The ability to remotely differentiate size classes and thus analyze biomass responses along the marsh platform’s elevation gradient affords insights of S. alterniflora’s
adaptations to resources and stressors (Figure 8
). Our study identified river discharge, mean sea level, temperature, precipitation, drought, and previous year’s biomass as important predictors of S. alterniflora
production. Although most evident in seasonal or inter-annual periods of accelerated biomass change, the drivers we studied exert affects throughout the year and their magnitudes largely determine deviations from average biomass phenology.

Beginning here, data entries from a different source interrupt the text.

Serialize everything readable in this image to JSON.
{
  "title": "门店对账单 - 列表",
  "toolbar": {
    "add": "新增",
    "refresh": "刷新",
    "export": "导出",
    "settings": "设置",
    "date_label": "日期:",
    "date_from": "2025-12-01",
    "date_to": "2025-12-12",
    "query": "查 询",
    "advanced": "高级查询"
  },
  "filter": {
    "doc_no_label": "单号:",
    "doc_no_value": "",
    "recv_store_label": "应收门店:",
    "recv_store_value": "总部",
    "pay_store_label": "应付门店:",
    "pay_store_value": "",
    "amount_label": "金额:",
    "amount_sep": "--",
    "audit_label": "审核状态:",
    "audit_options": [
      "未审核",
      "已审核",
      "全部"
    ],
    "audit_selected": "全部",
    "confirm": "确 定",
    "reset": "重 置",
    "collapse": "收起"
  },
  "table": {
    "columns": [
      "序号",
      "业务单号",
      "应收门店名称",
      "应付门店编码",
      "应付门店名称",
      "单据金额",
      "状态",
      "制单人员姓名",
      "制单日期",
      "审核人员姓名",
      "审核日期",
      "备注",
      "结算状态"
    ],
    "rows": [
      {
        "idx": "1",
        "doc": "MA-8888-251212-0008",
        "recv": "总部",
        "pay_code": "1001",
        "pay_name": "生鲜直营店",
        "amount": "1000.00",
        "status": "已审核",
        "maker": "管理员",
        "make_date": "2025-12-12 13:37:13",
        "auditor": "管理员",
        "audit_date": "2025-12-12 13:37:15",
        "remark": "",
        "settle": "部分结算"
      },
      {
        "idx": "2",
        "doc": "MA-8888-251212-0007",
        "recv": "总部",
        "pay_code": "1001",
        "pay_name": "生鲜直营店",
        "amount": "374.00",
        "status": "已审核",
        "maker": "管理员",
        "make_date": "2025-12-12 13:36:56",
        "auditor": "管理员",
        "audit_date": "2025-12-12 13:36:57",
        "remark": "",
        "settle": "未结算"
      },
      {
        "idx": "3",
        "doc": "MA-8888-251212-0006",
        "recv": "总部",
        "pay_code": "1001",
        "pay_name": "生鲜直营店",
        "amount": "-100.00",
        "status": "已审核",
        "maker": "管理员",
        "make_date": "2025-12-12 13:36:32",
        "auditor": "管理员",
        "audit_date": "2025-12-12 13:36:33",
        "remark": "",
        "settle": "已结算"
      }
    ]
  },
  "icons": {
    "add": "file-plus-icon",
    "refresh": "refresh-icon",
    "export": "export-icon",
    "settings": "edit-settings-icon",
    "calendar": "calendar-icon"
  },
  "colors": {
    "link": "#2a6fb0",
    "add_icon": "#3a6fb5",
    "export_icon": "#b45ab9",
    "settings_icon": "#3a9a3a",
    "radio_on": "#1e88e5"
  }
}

Our 28-year record of aboveground biomass revealed a serious and recent decline in the emergent macrophyte, S. alterniflora
, in Coastal Georgia. It seems likely that this aggregate response is largely drought driven and the result of reduced flushing of marsh soils and warmer temperatures, leading to reduced nutrient loading, increased salinities, more extensive anaerobic conditions with elevated sulfide and ammonia levels, and greater herbivore damage (Figure 8
). Declines at lower elevations may also be related to variations in sea levels and accelerated physical and biological erosion along river and creekbanks and the margins of more isolated intertidal mudflats [65
This study has demonstrated the value of using remote sensing techniques and Earth Observing Satellites to monitor seasonal and long-term patterns of primary production as opposed to studies primarily based on end-of-season biomass (NAPP). The ability to accurately monitor and capture phenological trends can assist modeling efforts to better understand the interactions of environmental controls on vegetation across all seasons. However, in coastal habitats, selection of imagery requires careful assessment of tidal inundation as well as proper atmospheric corrections and georectification. This sampling method can accurately reveal large-scale patterns, making it easier to extrapolate hypotheses and conclusions to the ecosystem and landscape levels, as opposed to reliance on plot-based measurements. Finally, this study established a methodological approach that can be continued at our site and carried to other sites or regions, allowing scientists and reserve managers to better examine the influence of climatic and other external drivers via bottom-up and top-down controls on primary production within salt marsh ecosystems.